Estelrich no reproduce este texto, sólo lo cita. La estancia en Cabrera se resuelve pronto pues al llegar nuevamente a la cueva son capturados por piratas turcos que los trasladan a Argel.

Es una simple curiosidad, textos literarios y científicos sobre un lugar; en este caso sobre la isla de Cabrera.

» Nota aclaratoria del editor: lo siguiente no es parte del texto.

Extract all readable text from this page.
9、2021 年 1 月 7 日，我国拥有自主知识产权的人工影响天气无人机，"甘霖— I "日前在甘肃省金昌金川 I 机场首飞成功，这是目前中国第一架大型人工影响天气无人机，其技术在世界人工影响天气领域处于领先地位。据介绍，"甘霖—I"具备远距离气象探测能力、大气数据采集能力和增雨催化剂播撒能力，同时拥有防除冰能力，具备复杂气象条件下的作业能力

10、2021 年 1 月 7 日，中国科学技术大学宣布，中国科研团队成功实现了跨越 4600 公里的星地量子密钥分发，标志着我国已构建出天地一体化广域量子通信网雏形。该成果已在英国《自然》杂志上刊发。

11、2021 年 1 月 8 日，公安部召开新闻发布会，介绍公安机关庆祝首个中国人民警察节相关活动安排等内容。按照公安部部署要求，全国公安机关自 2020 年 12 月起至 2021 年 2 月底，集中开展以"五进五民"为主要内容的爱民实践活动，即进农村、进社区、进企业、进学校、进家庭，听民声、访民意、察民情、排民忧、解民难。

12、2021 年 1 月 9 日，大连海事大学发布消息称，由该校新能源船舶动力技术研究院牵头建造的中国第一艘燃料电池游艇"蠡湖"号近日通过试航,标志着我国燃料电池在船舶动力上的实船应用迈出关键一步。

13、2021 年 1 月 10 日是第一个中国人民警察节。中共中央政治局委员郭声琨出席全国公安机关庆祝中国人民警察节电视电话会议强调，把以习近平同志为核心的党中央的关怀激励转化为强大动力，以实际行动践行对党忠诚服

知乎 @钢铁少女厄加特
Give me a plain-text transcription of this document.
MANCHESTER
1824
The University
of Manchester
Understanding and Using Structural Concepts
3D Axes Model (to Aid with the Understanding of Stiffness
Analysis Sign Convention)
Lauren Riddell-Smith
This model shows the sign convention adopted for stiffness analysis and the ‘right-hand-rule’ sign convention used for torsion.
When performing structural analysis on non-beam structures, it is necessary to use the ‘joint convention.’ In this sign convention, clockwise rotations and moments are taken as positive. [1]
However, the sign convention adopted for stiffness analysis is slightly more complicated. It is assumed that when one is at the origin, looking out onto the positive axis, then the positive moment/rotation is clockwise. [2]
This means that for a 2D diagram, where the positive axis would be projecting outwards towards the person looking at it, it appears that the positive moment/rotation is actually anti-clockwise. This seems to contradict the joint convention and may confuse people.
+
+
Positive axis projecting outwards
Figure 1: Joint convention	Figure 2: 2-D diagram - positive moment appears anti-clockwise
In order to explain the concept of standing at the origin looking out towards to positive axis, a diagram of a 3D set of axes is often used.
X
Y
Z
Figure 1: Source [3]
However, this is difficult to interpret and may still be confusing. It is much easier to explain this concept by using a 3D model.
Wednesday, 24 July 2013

Estelrich indica que entre este texto y el de Vicente Espinel "Relaciones de la vida del escudero Marcos de Obregón" (1618), obra que tene sucesivas ediciones hasta la actualidad y que en el mismo 1618 ya tuvo dos ediciones piratas. "No diré yo que la Historia de Gil Blas de Santíllana no sea de entretenidísima lectura y tenga muchos y buenos toques originales; pero el episodio de Cabrera me deleita mucho más en las Relaciones de la vida y aventuras del escudero Marcos Obregón, como todo lo que puede parangonarse de entrambas narraciones.", comenta Estelrich.

En esta gigantesca biblioteca de Internet no he tenido dificultad alguna para encontrar una edición bien digitalizada del libro de Lesage y en él, utilizando el buscador del propio archivo, el episodio de Cabrera. No me ha sido posible hacer lo mismo en las ediciones digitales del libro de Esquivel.